Bleakest of all is that the recovery prospects for the global middle class are not good. A report issued by the US National Intelligence Council, Global Trends 2040, based on the same data, suggests it is unlikely –it will depend on political and social dynamics– that the global middle class will be able to match the growth rate preceding the pandemic between now and the end of the next decade, given the slowdown in the growth of global productivity and the fact that the expansion of the working-age population is coming to an end demographically in overall terms.

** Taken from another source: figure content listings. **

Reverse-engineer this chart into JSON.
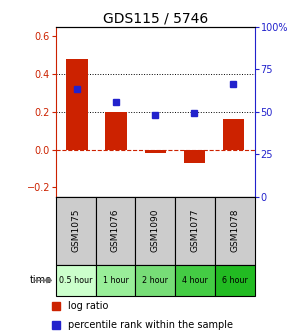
{
  "title": "GDS115 / 5746",
  "samples": [
    "GSM1075",
    "GSM1076",
    "GSM1090",
    "GSM1077",
    "GSM1078"
  ],
  "time_labels": [
    "0.5 hour",
    "1 hour",
    "2 hour",
    "4 hour",
    "6 hour"
  ],
  "time_colors": [
    "#ccffcc",
    "#99ee99",
    "#77dd77",
    "#44cc44",
    "#22bb22"
  ],
  "log_ratio": [
    0.48,
    0.2,
    -0.02,
    -0.07,
    0.16
  ],
  "percentile": [
    0.32,
    0.25,
    0.185,
    0.195,
    0.345
  ],
  "bar_color": "#cc2200",
  "dot_color": "#2222cc",
  "left_ylim": [
    -0.25,
    0.65
  ],
  "right_ylim": [
    0,
    100
  ],
  "left_yticks": [
    -0.2,
    0.0,
    0.2,
    0.4,
    0.6
  ],
  "right_yticks": [
    0,
    25,
    50,
    75,
    100
  ],
  "hline_y": [
    0.2,
    0.4
  ],
  "zero_line_y": 0.0,
  "bg_color": "#ffffff",
  "sample_box_color": "#cccccc"
}
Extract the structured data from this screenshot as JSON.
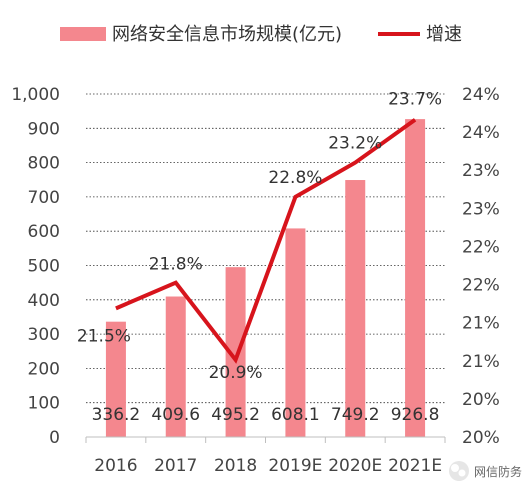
{
  "chart_data": {
    "type": "bar",
    "categories": [
      "2016",
      "2017",
      "2018",
      "2019E",
      "2020E",
      "2021E"
    ],
    "series": [
      {
        "name": "网络安全信息市场规模(亿元)",
        "type": "bar",
        "axis": "left",
        "values": [
          336.2,
          409.6,
          495.2,
          608.1,
          749.2,
          926.8
        ],
        "labels": [
          "336.2",
          "409.6",
          "495.2",
          "608.1",
          "749.2",
          "926.8"
        ],
        "color": "#f4878e"
      },
      {
        "name": "增速",
        "type": "line",
        "axis": "right",
        "values": [
          21.5,
          21.8,
          20.9,
          22.8,
          23.2,
          23.7
        ],
        "labels": [
          "21.5%",
          "21.8%",
          "20.9%",
          "22.8%",
          "23.2%",
          "23.7%"
        ],
        "color": "#d7141c"
      }
    ],
    "y_left": {
      "ylim": [
        0,
        1000
      ],
      "ticks": [
        "0",
        "100",
        "200",
        "300",
        "400",
        "500",
        "600",
        "700",
        "800",
        "900",
        "1,000"
      ]
    },
    "y_right": {
      "ylim": [
        20,
        24
      ],
      "ticks": [
        "20%",
        "20%",
        "21%",
        "21%",
        "22%",
        "22%",
        "23%",
        "23%",
        "24%",
        "24%"
      ]
    },
    "legend_position": "top",
    "grid": "horizontal dashed"
  },
  "watermark": {
    "text": "网信防务",
    "icon": "wechat-icon"
  }
}
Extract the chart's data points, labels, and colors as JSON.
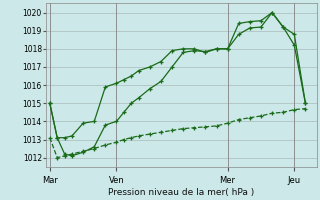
{
  "title": "Pression niveau de la mer( hPa )",
  "bg_color": "#cce8e8",
  "grid_color": "#aabbbb",
  "line_color": "#1a6b1a",
  "ylim": [
    1011.5,
    1020.5
  ],
  "yticks": [
    1012,
    1013,
    1014,
    1015,
    1016,
    1017,
    1018,
    1019,
    1020
  ],
  "xtick_labels": [
    "Mar",
    "Ven",
    "Mer",
    "Jeu"
  ],
  "xtick_positions": [
    0,
    18,
    48,
    66
  ],
  "vline_positions": [
    0,
    18,
    48,
    66
  ],
  "n_points": 72,
  "line1_x": [
    0,
    2,
    4,
    6,
    9,
    12,
    15,
    18,
    20,
    22,
    24,
    27,
    30,
    33,
    36,
    39,
    42,
    45,
    48,
    51,
    54,
    57,
    60,
    63,
    66,
    69
  ],
  "line1_y": [
    1015.0,
    1013.1,
    1013.1,
    1013.2,
    1013.9,
    1014.0,
    1015.9,
    1016.1,
    1016.3,
    1016.5,
    1016.8,
    1017.0,
    1017.3,
    1017.9,
    1018.0,
    1018.0,
    1017.8,
    1018.0,
    1018.0,
    1019.4,
    1019.5,
    1019.55,
    1020.0,
    1019.2,
    1018.2,
    1015.0
  ],
  "line2_x": [
    0,
    2,
    4,
    6,
    9,
    12,
    15,
    18,
    20,
    22,
    24,
    27,
    30,
    33,
    36,
    39,
    42,
    45,
    48,
    51,
    54,
    57,
    60,
    63,
    66,
    69
  ],
  "line2_y": [
    1015.0,
    1013.1,
    1012.2,
    1012.1,
    1012.3,
    1012.6,
    1013.8,
    1014.0,
    1014.5,
    1015.0,
    1015.3,
    1015.8,
    1016.2,
    1017.0,
    1017.8,
    1017.9,
    1017.85,
    1018.0,
    1018.0,
    1018.8,
    1019.15,
    1019.2,
    1020.0,
    1019.2,
    1018.8,
    1015.0
  ],
  "line3_x": [
    0,
    2,
    4,
    6,
    9,
    12,
    15,
    18,
    20,
    22,
    24,
    27,
    30,
    33,
    36,
    39,
    42,
    45,
    48,
    51,
    54,
    57,
    60,
    63,
    66,
    69
  ],
  "line3_y": [
    1013.1,
    1012.0,
    1012.1,
    1012.2,
    1012.35,
    1012.5,
    1012.7,
    1012.85,
    1013.0,
    1013.1,
    1013.2,
    1013.3,
    1013.4,
    1013.5,
    1013.6,
    1013.65,
    1013.7,
    1013.75,
    1013.9,
    1014.1,
    1014.2,
    1014.3,
    1014.45,
    1014.5,
    1014.65,
    1014.7
  ]
}
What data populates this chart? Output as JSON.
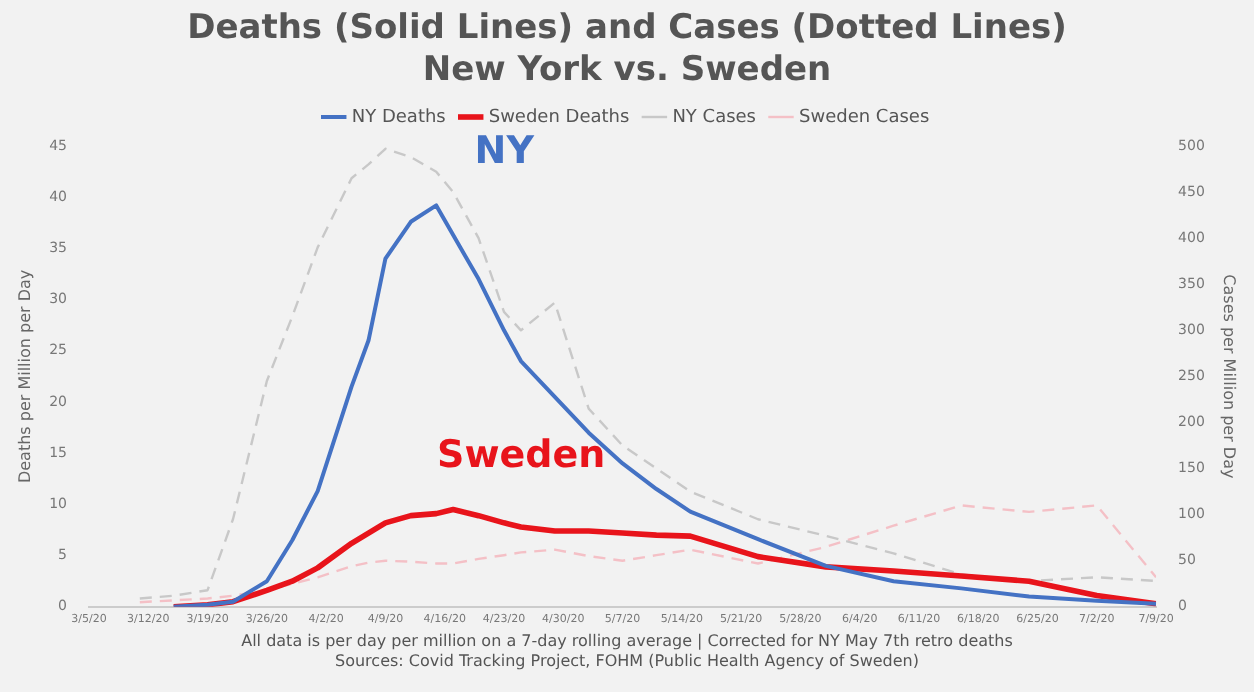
{
  "chart_data": {
    "type": "line",
    "title": "Deaths (Solid Lines) and Cases (Dotted Lines)",
    "subtitle": "New York vs. Sweden",
    "ylabel": "Deaths per Million per Day",
    "y2label": "Cases per Million per Day",
    "x": [
      "--03-11",
      "--03-15",
      "--03-19",
      "--03-22",
      "--03-26",
      "--03-29",
      "--04-01",
      "--04-05",
      "--04-07",
      "--04-09",
      "--04-12",
      "--04-15",
      "--04-17",
      "--04-20",
      "--04-23",
      "--04-25",
      "--04-29",
      "--05-03",
      "--05-07",
      "--05-11",
      "--05-15",
      "--05-23",
      "--05-31",
      "--06-08",
      "--06-16",
      "--06-24",
      "--07-02",
      "--07-09"
    ],
    "series": [
      {
        "name": "NY Deaths",
        "color": "#4472c4",
        "line_style": "solid",
        "values": [
          null,
          0,
          0.2,
          0.5,
          2.5,
          6.5,
          11.3,
          21.5,
          26,
          34,
          37.6,
          39.2,
          36.3,
          32,
          27,
          24,
          20.5,
          17,
          14,
          11.5,
          9.3,
          6.6,
          4,
          2.5,
          1.8,
          1,
          0.6,
          0.3
        ]
      },
      {
        "name": "Sweden Deaths",
        "color": "#e8141b",
        "line_style": "solid",
        "values": [
          null,
          0,
          0.2,
          0.5,
          1.6,
          2.5,
          3.8,
          6.2,
          7.2,
          8.2,
          8.9,
          9.1,
          9.5,
          8.9,
          8.2,
          7.8,
          7.4,
          7.4,
          7.2,
          7,
          6.9,
          4.9,
          3.9,
          3.5,
          3,
          2.5,
          1.1,
          0.3
        ]
      },
      {
        "name": "NY Cases",
        "color": "#c8c8c8",
        "line_style": "dashed",
        "axis": "y2",
        "values": [
          9,
          12,
          18,
          95,
          245,
          315,
          390,
          465,
          480,
          497,
          488,
          472,
          450,
          400,
          320,
          300,
          330,
          215,
          175,
          150,
          125,
          95,
          77,
          58,
          35,
          28,
          32,
          28
        ]
      },
      {
        "name": "Sweden Cases",
        "color": "#f4c0c6",
        "line_style": "dashed",
        "axis": "y2",
        "values": [
          5,
          7,
          9,
          12,
          18,
          25,
          32,
          44,
          48,
          50,
          49,
          47,
          47,
          52,
          56,
          59,
          62,
          55,
          50,
          56,
          62,
          47,
          65,
          88,
          110,
          103,
          110,
          32
        ]
      }
    ],
    "xlim": [
      "--03-05",
      "--07-09"
    ],
    "xticks": [
      {
        "value": "--03-05",
        "label": "3/5/20"
      },
      {
        "value": "--03-12",
        "label": "3/12/20"
      },
      {
        "value": "--03-19",
        "label": "3/19/20"
      },
      {
        "value": "--03-26",
        "label": "3/26/20"
      },
      {
        "value": "--04-02",
        "label": "4/2/20"
      },
      {
        "value": "--04-09",
        "label": "4/9/20"
      },
      {
        "value": "--04-16",
        "label": "4/16/20"
      },
      {
        "value": "--04-23",
        "label": "4/23/20"
      },
      {
        "value": "--04-30",
        "label": "4/30/20"
      },
      {
        "value": "--05-07",
        "label": "5/7/20"
      },
      {
        "value": "--05-14",
        "label": "5/14/20"
      },
      {
        "value": "--05-21",
        "label": "5/21/20"
      },
      {
        "value": "--05-28",
        "label": "5/28/20"
      },
      {
        "value": "--06-04",
        "label": "6/4/20"
      },
      {
        "value": "--06-11",
        "label": "6/11/20"
      },
      {
        "value": "--06-18",
        "label": "6/18/20"
      },
      {
        "value": "--06-25",
        "label": "6/25/20"
      },
      {
        "value": "--07-02",
        "label": "7/2/20"
      },
      {
        "value": "--07-09",
        "label": "7/9/20"
      }
    ],
    "ylim": [
      0,
      45
    ],
    "yticks": [
      0,
      5,
      10,
      15,
      20,
      25,
      30,
      35,
      40,
      45
    ],
    "y2lim": [
      0,
      500
    ],
    "y2ticks": [
      0,
      50,
      100,
      150,
      200,
      250,
      300,
      350,
      400,
      450,
      500
    ],
    "grid": false,
    "legend": "top",
    "marker": "none",
    "annotations": [
      "NY",
      "Sweden",
      "All data is per day per million on a 7-day rolling average | Corrected for NY May 7th retro deaths",
      "Sources: Covid Tracking Project, FOHM (Public Health Agency of Sweden)"
    ]
  }
}
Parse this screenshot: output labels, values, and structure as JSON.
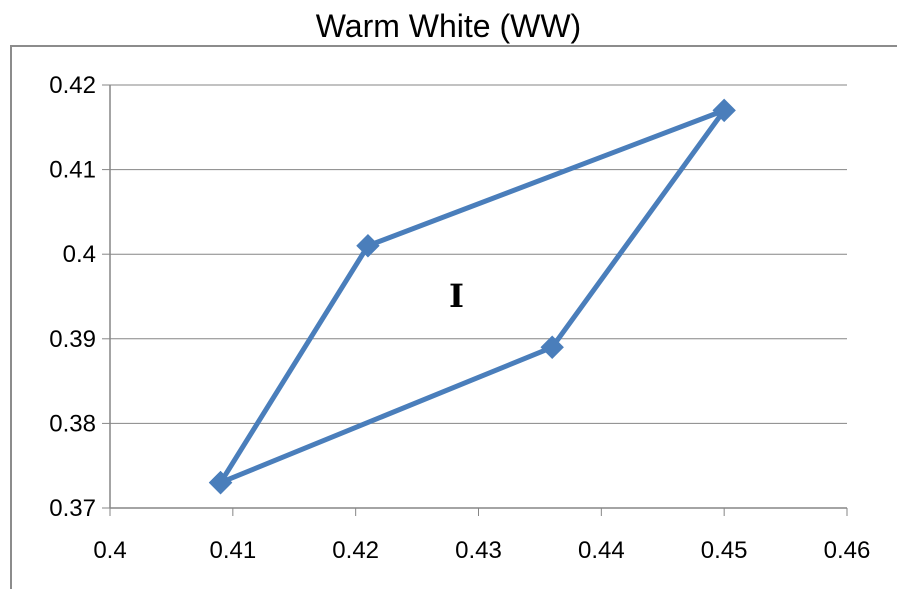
{
  "chart_data": {
    "type": "line",
    "title": "Warm White (WW)",
    "xlabel": "",
    "ylabel": "",
    "xlim": [
      0.4,
      0.46
    ],
    "ylim": [
      0.37,
      0.42
    ],
    "x_ticks": [
      "0.4",
      "0.41",
      "0.42",
      "0.43",
      "0.44",
      "0.45",
      "0.46"
    ],
    "y_ticks": [
      "0.37",
      "0.38",
      "0.39",
      "0.4",
      "0.41",
      "0.42"
    ],
    "grid": true,
    "legend": "none",
    "marker": "diamond",
    "series": [
      {
        "points": [
          {
            "x": 0.409,
            "y": 0.373
          },
          {
            "x": 0.421,
            "y": 0.401
          },
          {
            "x": 0.45,
            "y": 0.417
          },
          {
            "x": 0.436,
            "y": 0.389
          },
          {
            "x": 0.409,
            "y": 0.373
          }
        ],
        "color": "#4a7ebb"
      }
    ],
    "annotations": [
      "I"
    ]
  },
  "colors": {
    "series": "#4a7ebb",
    "grid": "#868686",
    "axis": "#868686",
    "frame": "#8c8c8c"
  }
}
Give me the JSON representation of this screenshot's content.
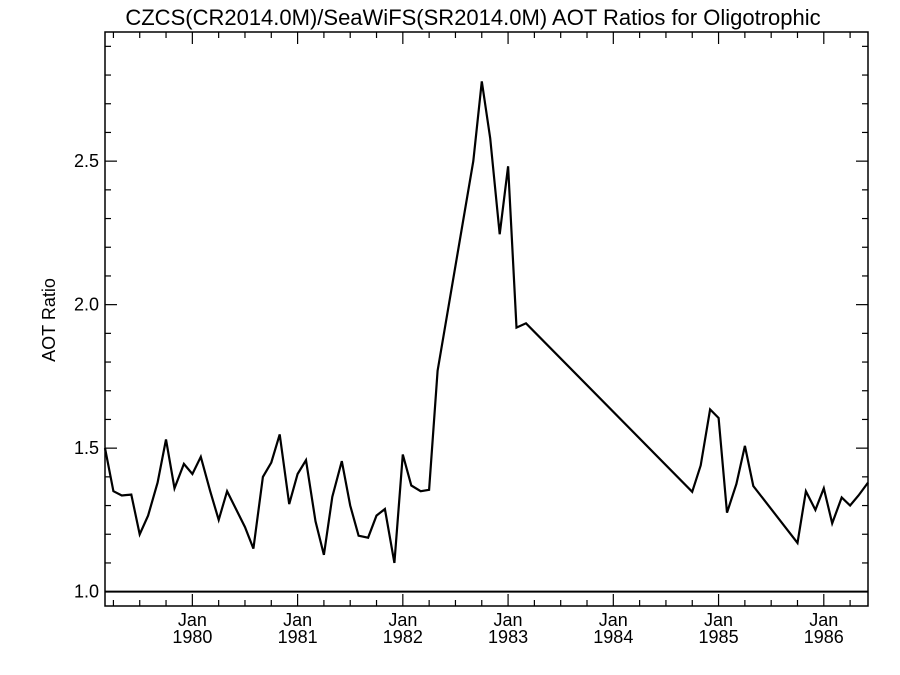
{
  "chart_data": {
    "type": "line",
    "title": "CZCS(CR2014.0M)/SeaWiFS(SR2014.0M)  AOT Ratios for Oligotrophic",
    "xlabel": "",
    "ylabel": "AOT Ratio",
    "x_unit": "decimal year",
    "xlim": [
      1979.17,
      1986.42
    ],
    "ylim": [
      0.95,
      2.95
    ],
    "y_ticks": [
      1.0,
      1.5,
      2.0,
      2.5
    ],
    "y_tick_labels": [
      "1.0",
      "1.5",
      "2.0",
      "2.5"
    ],
    "x_ticks": [
      {
        "x": 1980.0,
        "line1": "Jan",
        "line2": "1980"
      },
      {
        "x": 1981.0,
        "line1": "Jan",
        "line2": "1981"
      },
      {
        "x": 1982.0,
        "line1": "Jan",
        "line2": "1982"
      },
      {
        "x": 1983.0,
        "line1": "Jan",
        "line2": "1983"
      },
      {
        "x": 1984.0,
        "line1": "Jan",
        "line2": "1984"
      },
      {
        "x": 1985.0,
        "line1": "Jan",
        "line2": "1985"
      },
      {
        "x": 1986.0,
        "line1": "Jan",
        "line2": "1986"
      }
    ],
    "reference_line_y": 1.0,
    "grid": false,
    "series": [
      {
        "points": [
          [
            1979.17,
            1.5
          ],
          [
            1979.25,
            1.35
          ],
          [
            1979.33,
            1.335
          ],
          [
            1979.42,
            1.338
          ],
          [
            1979.5,
            1.2
          ],
          [
            1979.58,
            1.265
          ],
          [
            1979.67,
            1.38
          ],
          [
            1979.75,
            1.53
          ],
          [
            1979.83,
            1.36
          ],
          [
            1979.92,
            1.445
          ],
          [
            1980.0,
            1.41
          ],
          [
            1980.08,
            1.47
          ],
          [
            1980.17,
            1.35
          ],
          [
            1980.25,
            1.25
          ],
          [
            1980.33,
            1.35
          ],
          [
            1980.5,
            1.225
          ],
          [
            1980.58,
            1.15
          ],
          [
            1980.67,
            1.4
          ],
          [
            1980.75,
            1.45
          ],
          [
            1980.83,
            1.548
          ],
          [
            1980.92,
            1.305
          ],
          [
            1981.0,
            1.41
          ],
          [
            1981.08,
            1.458
          ],
          [
            1981.17,
            1.245
          ],
          [
            1981.25,
            1.128
          ],
          [
            1981.33,
            1.33
          ],
          [
            1981.42,
            1.455
          ],
          [
            1981.5,
            1.3
          ],
          [
            1981.58,
            1.195
          ],
          [
            1981.67,
            1.188
          ],
          [
            1981.75,
            1.265
          ],
          [
            1981.83,
            1.288
          ],
          [
            1981.92,
            1.1
          ],
          [
            1982.0,
            1.478
          ],
          [
            1982.08,
            1.37
          ],
          [
            1982.17,
            1.35
          ],
          [
            1982.25,
            1.355
          ],
          [
            1982.33,
            1.77
          ],
          [
            1982.67,
            2.5
          ],
          [
            1982.75,
            2.778
          ],
          [
            1982.83,
            2.58
          ],
          [
            1982.92,
            2.245
          ],
          [
            1983.0,
            2.482
          ],
          [
            1983.08,
            1.92
          ],
          [
            1983.17,
            1.935
          ],
          [
            1984.75,
            1.348
          ],
          [
            1984.83,
            1.44
          ],
          [
            1984.92,
            1.635
          ],
          [
            1985.0,
            1.605
          ],
          [
            1985.08,
            1.275
          ],
          [
            1985.17,
            1.375
          ],
          [
            1985.25,
            1.508
          ],
          [
            1985.33,
            1.368
          ],
          [
            1985.75,
            1.17
          ],
          [
            1985.83,
            1.35
          ],
          [
            1985.92,
            1.285
          ],
          [
            1986.0,
            1.36
          ],
          [
            1986.08,
            1.238
          ],
          [
            1986.17,
            1.328
          ],
          [
            1986.25,
            1.3
          ],
          [
            1986.33,
            1.335
          ],
          [
            1986.42,
            1.38
          ]
        ]
      }
    ]
  }
}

According to the US report, the middle class is shrinking in the advanced economies, trapped between the growing segment of higher incomes and the smaller section that falls below the poverty threshold (this is once the pandemic is over, and despite the fact that the percentage of the population falling below the national poverty threshold in the advanced economies has risen in 19 of the 32 countries studied between 2007 and 2016, including France, Germany, Italy and Spain). It also suggests that the middle class in many countries will be hit by increases in the costs of housing, healthcare and education. There is a polarisation, in which the number of workers in low-income jobs and the number of people with high incomes grows simultaneously. This is what the economist Tyler Cowen (Average is Over, 2013) predicted when he referred to the hollowing out of the centre.
This polarisation may be aggravated by the automation of tasks implicit in the Fourth Industrial Revolution, as even the International Monetary Fund is now warning in its latest report on the global economy. A recent Lex column in the Financial Times, reflecting on the development of software capable of doing white-collar jobs, writing reports, drafting sports and economic news stories, and other advances, referred to the ‘the invisible march of the middle-class droids’. On the other hand, the phenomena of digitalisation and connectivity are serving to bring large sectors of developing countries’ populations into the banking system (often through Fin Techs), aiding their social progress and incorporation into the global middle class.
The National Intelligence Council report states that ‘large segments of the global population are becoming wary of institutions and governments that they see as unwilling or unable to address their needs. People are gravitating to familiar and like-minded groups for community and security, including ethnic, religious, and cultural identities as well as groupings around interests and causes, such as environmentalism’.
Even prior to the pandemic, Miguel Otero, Federico Steinberg and I had posited that a challenge for our times would be the avoidance of a global clash of the middle classes, between those on the wane in the developed economies and those they were preventing from ascending in the emerging economies. With the effects of the pandemic and other developments, these tectonic shifts may intensify and generate internal and external destabilisation.